Senior Executive Advisor for Identity Management
National Institute of Standards and Technology
The National Strategy for Trusted Identities in Cyberspace describes a vision of the future—an Identity Ecosystem—where individuals, businesses, and other organizations enjoy greater trust and security as they conduct sensitive transactions online. The Identity Ecosystem is a user-centric online environment, a set of technologies, policies, and agreed upon standards that securely supports transactions ranging from anonymous to fully authenticated and from low to high value.
Key attributes of the Identity Ecosystem include privacy, convenience, efficiency, ease-of-use, security, confidence, innovation, and choice.
Below are brief examples of how the Identity Ecosystem could work. More detailed versions of these and other examples are included in the Strategy.
Faster Online Errands—Mary is tired of memorizing dozens of passwords to conduct her personal online errands. She opts instead to get a smart card issued by her Internet service provider. She inserts the card into her computer and in a matter of minutes, with just clicks of her mouse, she is able to securely conduct business with her bank, mortgage company, and doctor, while also sending an email to her friend and checking her office calendar hosted by her employer.
Age Appropriate Access—Antonio, age 13, loves to visit online chat rooms to talk to other students his age. His parents give him permission to get an identity credential, stored on a keychain fob, from his school. The credential verifies his age so that he can visit chat rooms for adolescents, but it does not reveal his birth date, name, or other information. Nor does it inform the school about his online activities.
Smart Phone Transactions—Parvati does most of her online transactions using her smart phone. She downloads a "digital certificate" from an ID provider that resides as an application on her phone. Used with a single, short PIN or password, the phone's application is used to prove her identity. She can do all her sensitive transactions, even pay her taxes, through her smart phone without remembering complex passwords whenever and wherever it is convenient for her.
Efficient and Secure Business Operations—Juan owns a small business and is setting up a new online storefront. Without making large investments, he wants customers to know that his small firm can provide the same safety and privacy for their transactions as sites for larger companies. He agrees to follow the Identity Ecosystem privacy and security requirements, earning a "trustmark" logo for his Web site. To reduce his risk of fraud, he needs to know that his customers' credit cards or other payment mechanisms are valid and where to ship his merchandise. There are a number of different ID providers that can issue credentials that validate this information. Millions of individuals can now use his Web site without having to share extra personal information or even set up accounts with Juan's company. This saves his customers time, increases their confidence, and saves Juan money.

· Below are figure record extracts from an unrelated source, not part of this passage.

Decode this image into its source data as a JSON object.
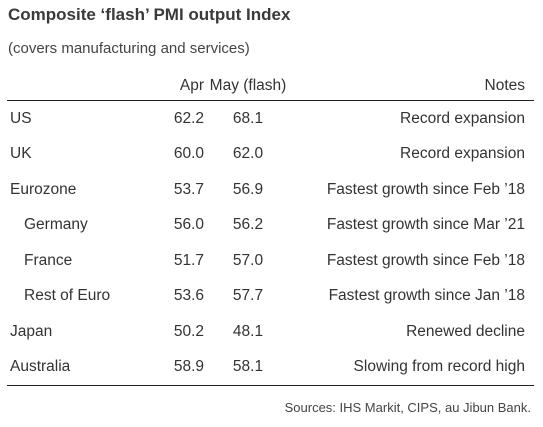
{
  "chart_data": {
    "type": "table",
    "title": "Composite ‘flash’ PMI output Index",
    "subtitle": "(covers manufacturing and services)",
    "columns": [
      "",
      "Apr",
      "May (flash)",
      "Notes"
    ],
    "rows": [
      {
        "region": "US",
        "apr": "62.2",
        "may": "68.1",
        "notes": "Record expansion",
        "indent": false
      },
      {
        "region": "UK",
        "apr": "60.0",
        "may": "62.0",
        "notes": "Record expansion",
        "indent": false
      },
      {
        "region": "Eurozone",
        "apr": "53.7",
        "may": "56.9",
        "notes": "Fastest growth since Feb ’18",
        "indent": false
      },
      {
        "region": "Germany",
        "apr": "56.0",
        "may": "56.2",
        "notes": "Fastest growth since Mar ’21",
        "indent": true
      },
      {
        "region": "France",
        "apr": "51.7",
        "may": "57.0",
        "notes": "Fastest growth since Feb ’18",
        "indent": true
      },
      {
        "region": "Rest of Euro",
        "apr": "53.6",
        "may": "57.7",
        "notes": "Fastest growth since Jan ’18",
        "indent": true
      },
      {
        "region": "Japan",
        "apr": "50.2",
        "may": "48.1",
        "notes": "Renewed decline",
        "indent": false
      },
      {
        "region": "Australia",
        "apr": "58.9",
        "may": "58.1",
        "notes": "Slowing from record high",
        "indent": false
      }
    ],
    "source": "Sources: IHS Markit, CIPS, au Jibun Bank."
  }
}
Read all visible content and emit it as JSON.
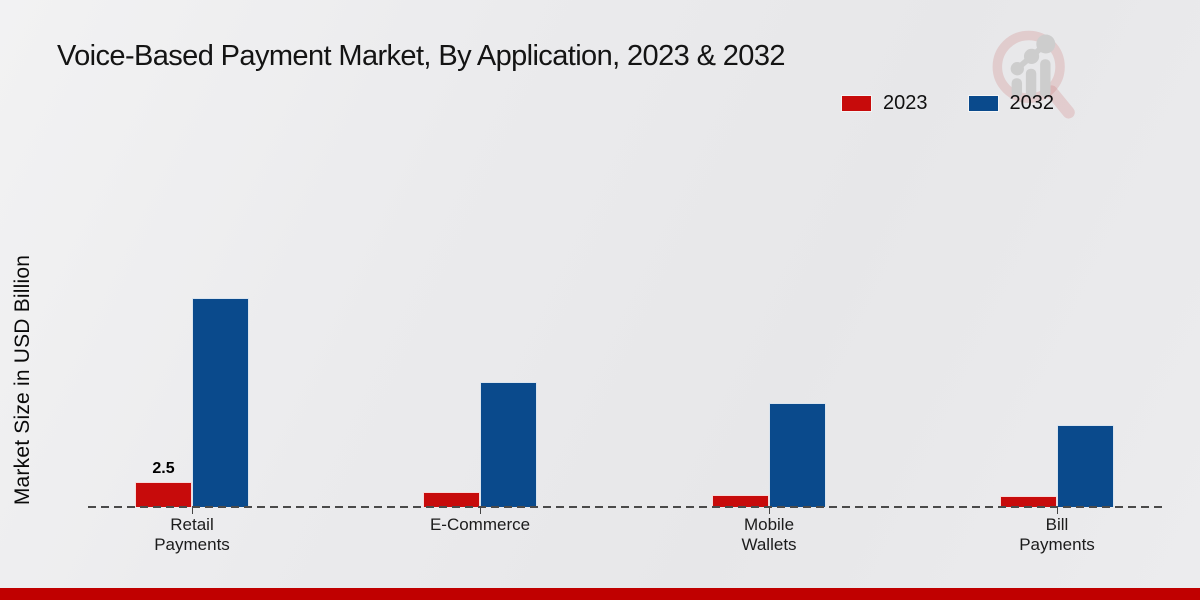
{
  "title": "Voice-Based Payment Market, By Application, 2023 & 2032",
  "y_axis_label": "Market Size in USD Billion",
  "legend": {
    "position": "top-right",
    "items": [
      {
        "label": "2023",
        "color": "#c70b0b"
      },
      {
        "label": "2032",
        "color": "#0a4a8c"
      }
    ]
  },
  "colors": {
    "series_2023": "#c70b0b",
    "series_2032": "#0a4a8c",
    "bottom_band": "#c00000",
    "background": "#ebebed",
    "baseline_dash": "#4a4a4a"
  },
  "watermark": "magnifier-bar-chart-logo",
  "chart_data": {
    "type": "bar",
    "title": "Voice-Based Payment Market, By Application, 2023 & 2032",
    "categories": [
      "Retail Payments",
      "E-Commerce",
      "Mobile Wallets",
      "Bill Payments"
    ],
    "categories_display": [
      [
        "Retail",
        "Payments"
      ],
      [
        "E-Commerce"
      ],
      [
        "Mobile",
        "Wallets"
      ],
      [
        "Bill",
        "Payments"
      ]
    ],
    "series": [
      {
        "name": "2023",
        "color": "#c70b0b",
        "values": [
          2.5,
          1.5,
          1.2,
          1.1
        ]
      },
      {
        "name": "2032",
        "color": "#0a4a8c",
        "values": [
          20.9,
          12.5,
          10.4,
          8.2
        ]
      }
    ],
    "bar_labels": [
      {
        "series": "2023",
        "category": "Retail Payments",
        "category_index": 0,
        "series_index": 0,
        "text": "2.5"
      }
    ],
    "xlabel": "",
    "ylabel": "Market Size in USD Billion",
    "ylim": [
      0,
      25
    ],
    "value_axis_ticks_shown": false,
    "grid": false,
    "legend_position": "top-right",
    "note": "Only the Retail Payments 2023 bar carries a printed data label (2.5); other values estimated from bar heights."
  }
}
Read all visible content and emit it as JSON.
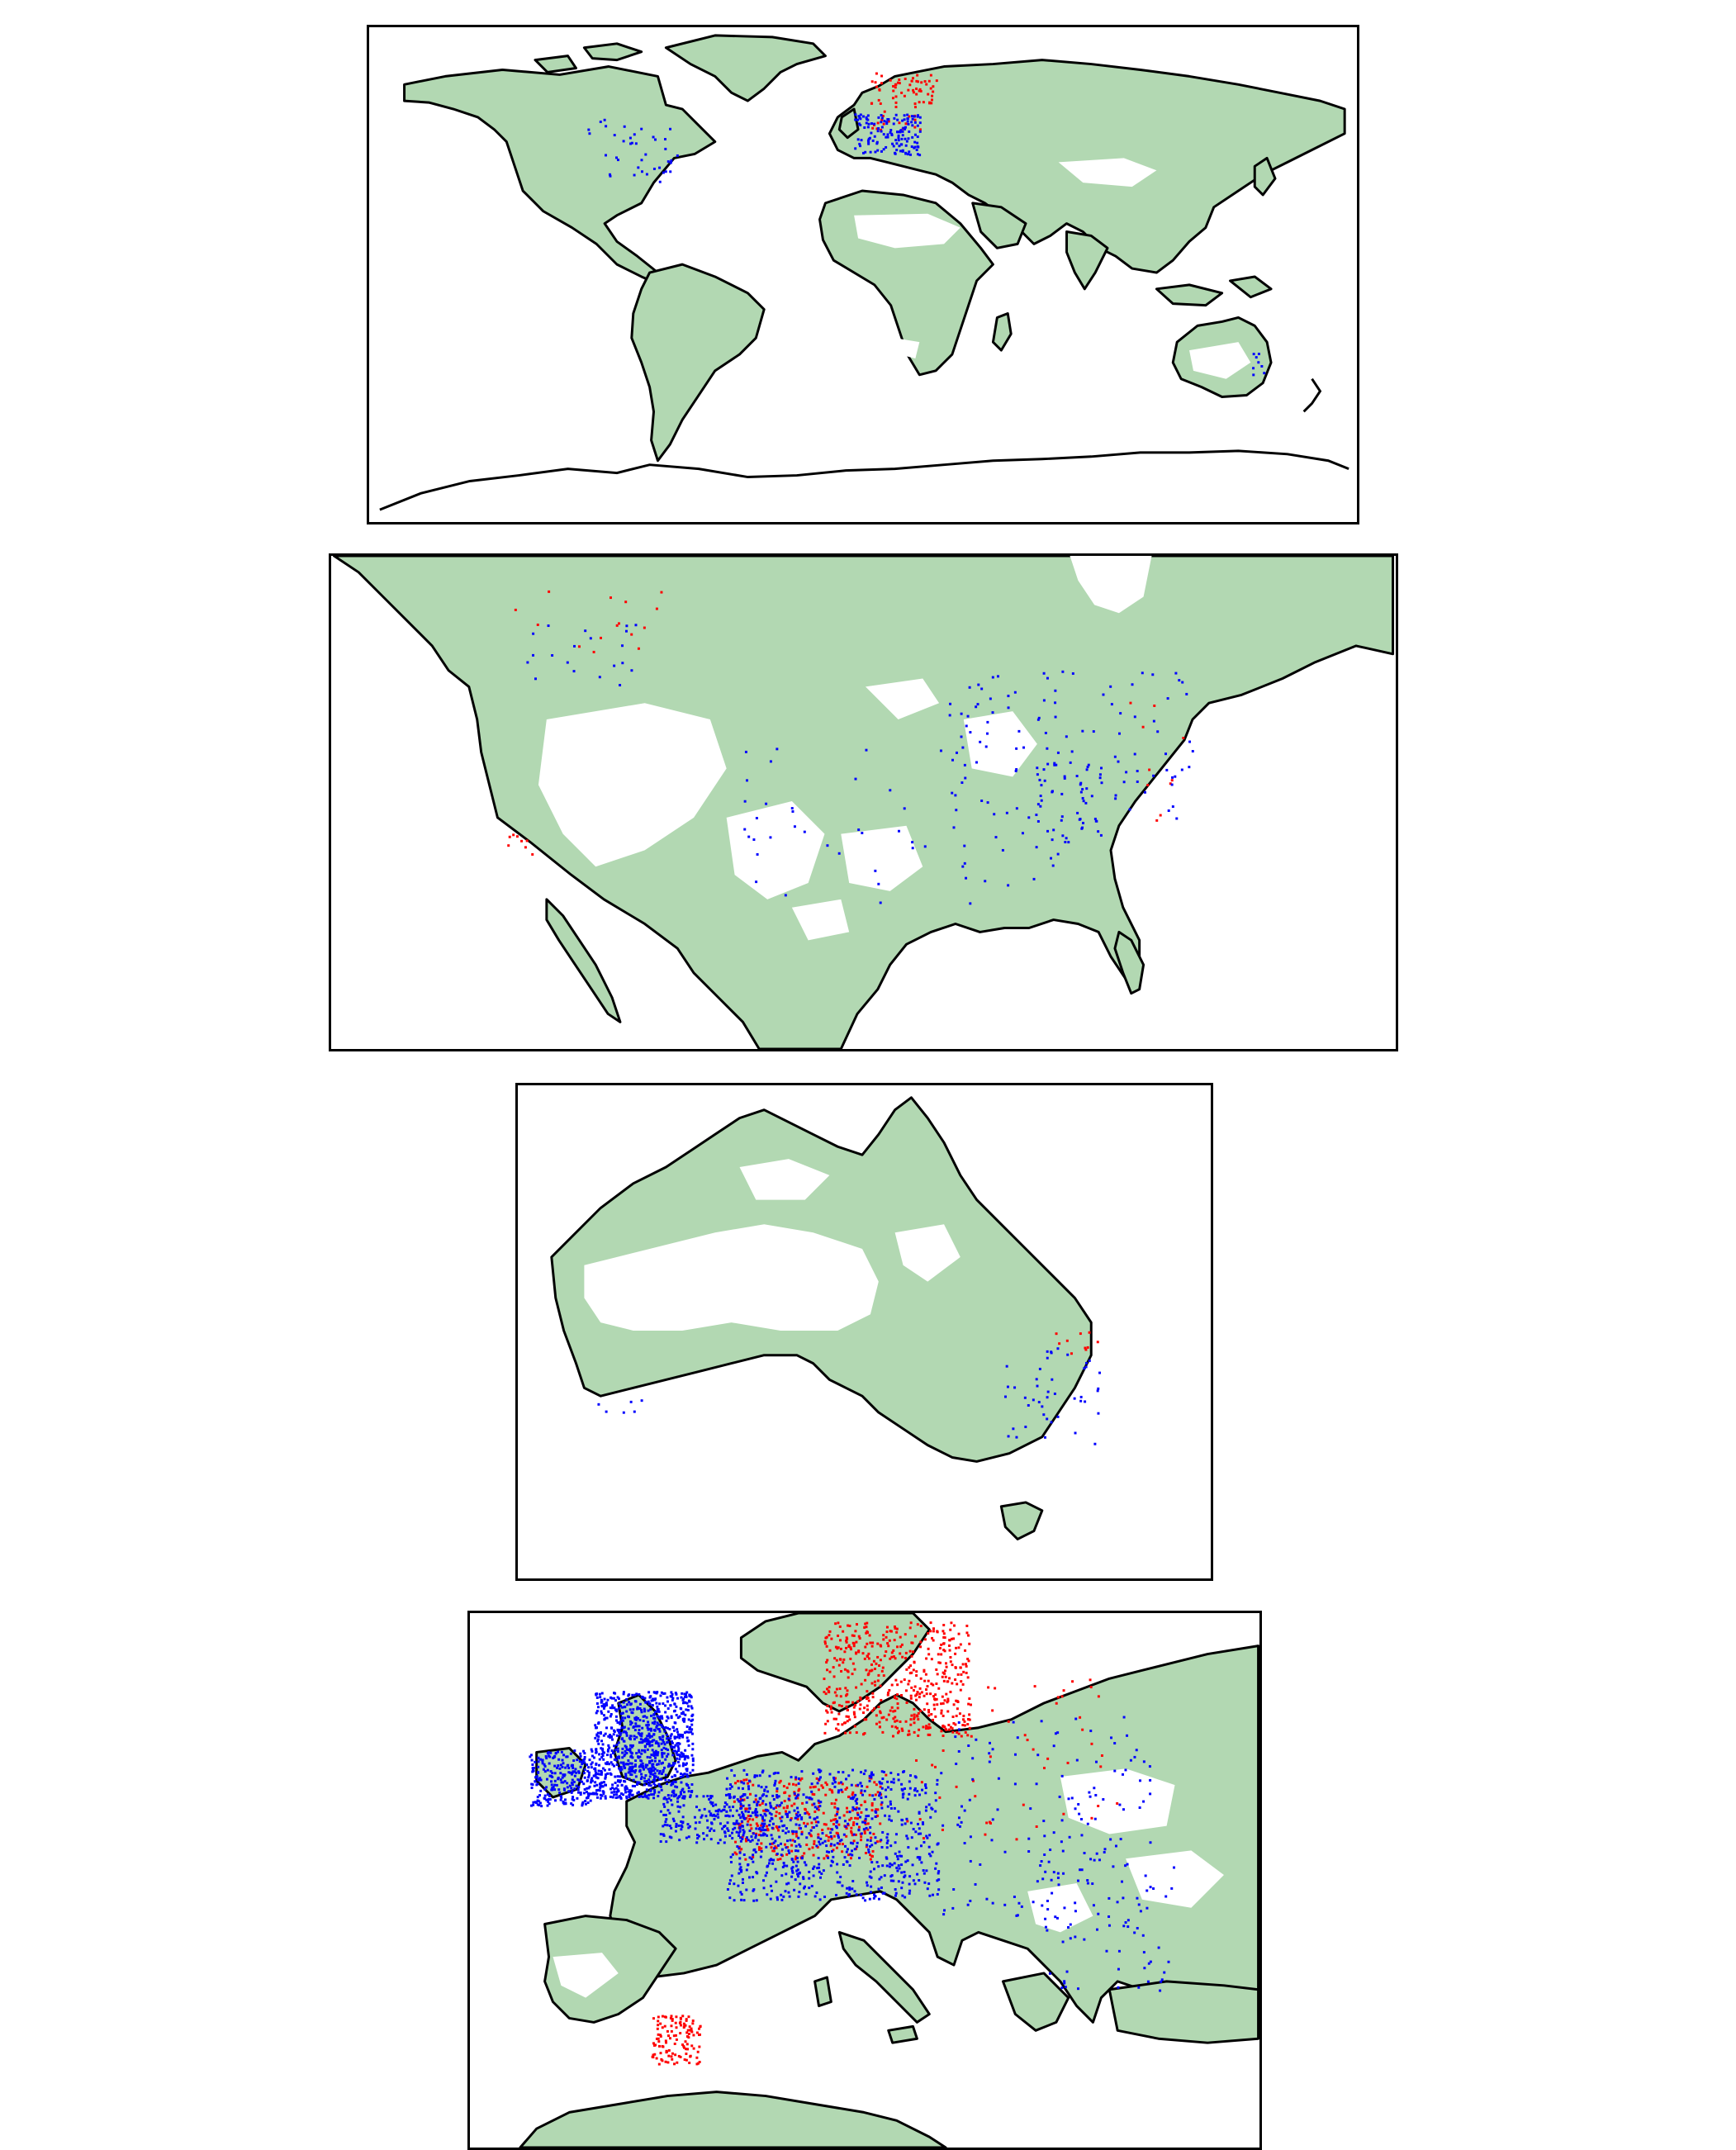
{
  "colors": {
    "vegetation": "#b2d8b2",
    "coastline": "#000000",
    "background": "#ffffff",
    "points_red": "#ff0000",
    "points_blue": "#0000ff"
  },
  "maps": [
    {
      "id": "world",
      "region": "world"
    },
    {
      "id": "namerica",
      "region": "north-america"
    },
    {
      "id": "australia",
      "region": "australia"
    },
    {
      "id": "europe",
      "region": "europe"
    }
  ]
}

Enhanced Public Safety—Joel is a doctor. A devastating hurricane occurs close to his home. Using his interoperable ID credential embedded in his cell phone and issued by his employer, he logs in to a Web portal maintained by a federal agency. The site tells him that his medical specialty is urgently needed at a triage center nearby. When he arrives, officials at the center use his credential to verify that he is a licensed doctor, and Joel is able to provide medical attention for victims.